Woods never caved, really? Has Woods won a tournament since he was clubbed in 2009? Wasn’t Woods tied for the lead on the back nine on Sunday with inexperienced players? Haven’t his latest two supposed porn star dates been featured in movies which went straight to video? Define cave Bill.
But lets focus on the illogic of the LeBron jibe. According to Simmons, the gift in the case of Jordan and Woods was to make us care. Their athletic ability was so superior, it transcended their sport and nothing [and he really means nothing] about them off the field could diminish the gift. Despite all his powers of observation, LeBron had even Simmons fooled during his first seven years in the NBA. Although in an embarrassing hedge, Simmons describes his misdiagnosis as something he “had talked himself into, [LeBron] possibly possessing the gift.” Wow, balls to the wall on that one Billy.
So given his criteria, the question for Simmons is, what about LeBron deciding to exercise his free agency together with Wade would cause him to the remove the gift tag that he “possibly had previously talked himself into?” I’m assuming he considered LeBron’s talent level unaffected by free agency. If anything, this NBA season reinforced the uniqueness of LeBron’s talent, when his production level remained consistent despite playing with other great players. It also can’t be the championship angle, since Woods apparently still possesses it after not winning across three calendar years. The gift, like some religious ritual, once conferred cannot be rescinded.

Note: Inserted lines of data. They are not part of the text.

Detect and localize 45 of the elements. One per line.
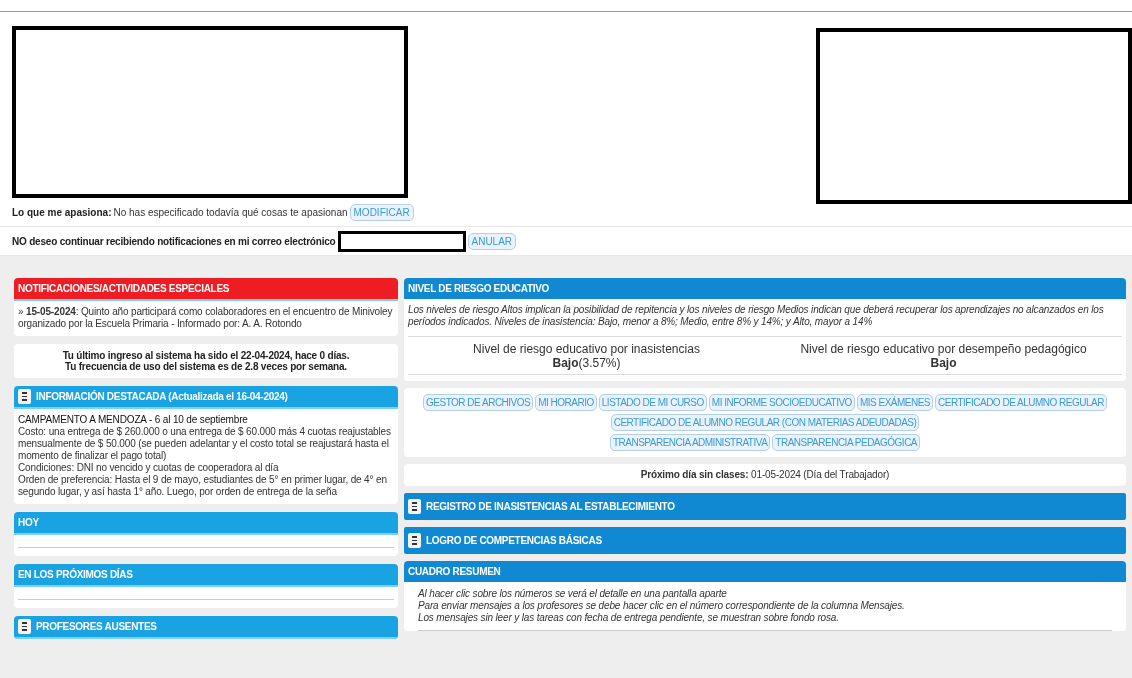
menu-icon[interactable]: [18, 389, 31, 404]
link-button[interactable]: MI INFORME SOCIOEDUCATIVO: [708, 394, 855, 411]
panel-title: HOY: [18, 517, 39, 528]
section-header[interactable]: LOGRO DE COMPETENCIAS BÁSICAS: [404, 527, 1126, 554]
section-title: LOGRO DE COMPETENCIAS BÁSICAS: [426, 535, 602, 546]
panel-title: EN LOS PRÓXIMOS DÍAS: [18, 569, 133, 580]
passion-label: Lo que me apasiona:: [12, 206, 112, 218]
metric-label: Nivel de riesgo educativo por inasistencias: [472, 342, 701, 356]
info-text: Orden de preferencia: Hasta el 9 de mayo, estudiantes de 5° en primer lugar, de 4° en segundo lugar, y así hasta 1° año. Luego, por orden de entrega de la seña: [18, 474, 388, 498]
link-button[interactable]: TRANSPARENCIA PEDAGÓGICA: [772, 434, 921, 451]
login-info-text: Tu frecuencia de uso del sistema es de 2.8 veces por semana.: [64, 361, 348, 372]
login-info-text: Tu último ingreso al sistema ha sido el 22-04-2024, hace 0 días.: [61, 350, 351, 361]
link-button[interactable]: CERTIFICADO DE ALUMNO REGULAR: [935, 394, 1107, 411]
metric-value: Bajo: [929, 356, 958, 370]
panel-title: PROFESORES AUSENTES: [36, 621, 157, 632]
summary-text: Los mensajes sin leer y las tareas con fecha de entrega pendiente, se muestran sobre fondo rosa.: [418, 612, 840, 624]
link-button[interactable]: MIS EXÁMENES: [856, 394, 934, 411]
section-header[interactable]: REGISTRO DE INASISTENCIAS AL ESTABLECIMIENTO: [404, 493, 1126, 520]
notification-text: » 15-05-2024: Quinto año participará como colaboradores en el encuentro de Minivoley organizado por la Escuela Primaria - Informado por: A. A. Rotondo: [18, 306, 394, 330]
cancel-button[interactable]: ANULAR: [467, 232, 517, 250]
link-button[interactable]: GESTOR DE ARCHIVOS: [423, 394, 534, 411]
info-text: Costo: una entrega de $ 260.000 o una entrega de $ 60.000 más 4 cuotas reajustables mensualmente de $ 50.000 (se pueden adelantar y el costo total se reajustará hasta el momento de finalizar el pago total): [18, 426, 392, 462]
panel-title: NIVEL DE RIESGO EDUCATIVO: [408, 283, 550, 294]
link-button[interactable]: MI HORARIO: [535, 394, 597, 411]
modify-button[interactable]: MODIFICAR: [349, 203, 414, 221]
metric-label: Nivel de riesgo educativo por desempeño pedagógico: [799, 342, 1088, 356]
link-button[interactable]: CERTIFICADO DE ALUMNO REGULAR (CON MATERIAS ADEUDADAS): [610, 414, 920, 431]
menu-icon[interactable]: [408, 533, 421, 548]
panel-title: INFORMACIÓN DESTACADA (Actualizada el 16-04-2024): [36, 391, 288, 402]
section-title: REGISTRO DE INASISTENCIAS AL ESTABLECIMIENTO: [426, 501, 675, 512]
panel-title: CUADRO RESUMEN: [408, 566, 501, 577]
link-button[interactable]: LISTADO DE MI CURSO: [598, 394, 707, 411]
summary-text: Al hacer clic sobre los números se verá el detalle en una pantalla aparte: [418, 588, 728, 600]
info-text: CAMPAMENTO A MENDOZA - 6 al 10 de septiembre: [18, 414, 249, 426]
metric-value: Bajo(3.57%): [551, 356, 622, 370]
link-button[interactable]: TRANSPARENCIA ADMINISTRATIVA: [609, 434, 771, 451]
panel-title: NOTIFICACIONES/ACTIVIDADES ESPECIALES: [18, 283, 230, 294]
holiday-text: Próximo día sin clases: 01-05-2024 (Día del Trabajador): [640, 469, 890, 480]
risk-note: Los niveles de riesgo Altos implican la posibilidad de repitencia y los niveles de riesgo Medios indican que deberá recuperar los aprendizajes no alcanzados en los períodos indicados. Niveles de inasistencia: Bajo, menor a 8%; Medio, entre 8% y 14%; y Alto, mayor a 14%: [408, 304, 1105, 328]
passion-text: No has especificado todavía qué cosas te apasionan: [113, 206, 348, 218]
info-text: Condiciones: DNI no vencido y cuotas de cooperadora al día: [18, 462, 280, 474]
summary-text: Para enviar mensajes a los profesores se debe hacer clic en el número correspondiente de la columna Mensajes.: [418, 600, 906, 612]
menu-icon[interactable]: [18, 619, 31, 634]
unsubscribe-text: NO deseo continuar recibiendo notificaciones en mi correo electrónico: [12, 235, 336, 247]
menu-icon[interactable]: [408, 499, 421, 514]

The “make us care” criteria is where the wheels really come off in Simmons logic. Who else in sports today could have changed franchises and generated an unprecedented level of interest which filtered down to the entire league? Denying LeBron the ‘gift’ tag is only the latest shot from Simmons. Far from flowing naturally, the LeBron shots increasingly appear to be driven almost by contractual obligations.
One thing for sure, if the Miami Heat win the NBA championship, Simmons rep as an NBA expert should take a hit. How could it not, he has staked out a position on the biggest NBA story of his talking head generation, and he will have missed it completely. But why? Why would someone who loves the game, allow the hype to distract from the focus on the game? I say the reason is cultural. It’s not so much what LeBron did, but where he ended up. Miami, not Chicago, not New York.